When father was 71 years old, he was diagnosed with prostate and bladder cancer. Since he didn’t believe in buying insurance, they had to sell the clinic he owned downtown to be able to afford doctors, surgery and radiation treatment.
Father then installed his clinic at home, in what used to be our dinning room, and he keep assisting his clients until his heart failed ten years later. The doctors then told him that he needed to move to a place at sea level. Santiago is at 2,297 feet above sea level in the area where my parent lived.
I was living in Texas at that time, since getting my PhD in Austin. So I moved from Texas to Florida, at sea level, so my parents could live with me in Miami where the best Heart Hospitals are. Father lived 15 years more than he was supposed to, according to the doctors’ prognosis. He even had another bout with cancer in Miami. Mother and I were very grateful for the Cancer League in Miami. They help us through the whole episode, and father survived.
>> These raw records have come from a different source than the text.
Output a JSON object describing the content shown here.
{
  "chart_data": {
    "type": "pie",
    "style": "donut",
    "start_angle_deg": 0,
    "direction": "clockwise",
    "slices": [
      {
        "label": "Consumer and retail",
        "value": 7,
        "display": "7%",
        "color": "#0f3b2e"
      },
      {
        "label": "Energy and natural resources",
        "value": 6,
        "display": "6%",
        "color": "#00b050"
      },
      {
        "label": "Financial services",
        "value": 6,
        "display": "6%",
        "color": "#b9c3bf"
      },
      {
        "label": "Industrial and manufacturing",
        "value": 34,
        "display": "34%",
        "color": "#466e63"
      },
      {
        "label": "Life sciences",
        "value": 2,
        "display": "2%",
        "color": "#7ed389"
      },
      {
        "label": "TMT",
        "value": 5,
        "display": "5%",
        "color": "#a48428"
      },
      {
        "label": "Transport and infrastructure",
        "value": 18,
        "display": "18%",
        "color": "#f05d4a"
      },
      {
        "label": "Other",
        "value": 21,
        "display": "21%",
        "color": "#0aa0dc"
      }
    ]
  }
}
Father died on October 14, 2000, at 96/97 years old, after I had moved my parents to an Assisted Living facility. My heart was broken but my job demanded me to travel often and for up to two or three weeks. After my mother had a fall and fractured her hip and femur, they were not able to stay alone at my apartment anymore while I was traveling.
To the last minute, father preserved his humor making jokes about walking on one leg because the doctors had ordered amputation of his right leg. He had developed gangrene in his leg because of his bad circulation and diabetes, due to the food at the assisted living facility. I had just left the Hospital where he was when they called me back. It was 3:00 am. Miami was flooded due to a big storm, and it took me at least an hour to return to the hospital, with my car flooded up to the seats. When I arrived, my father had just expired.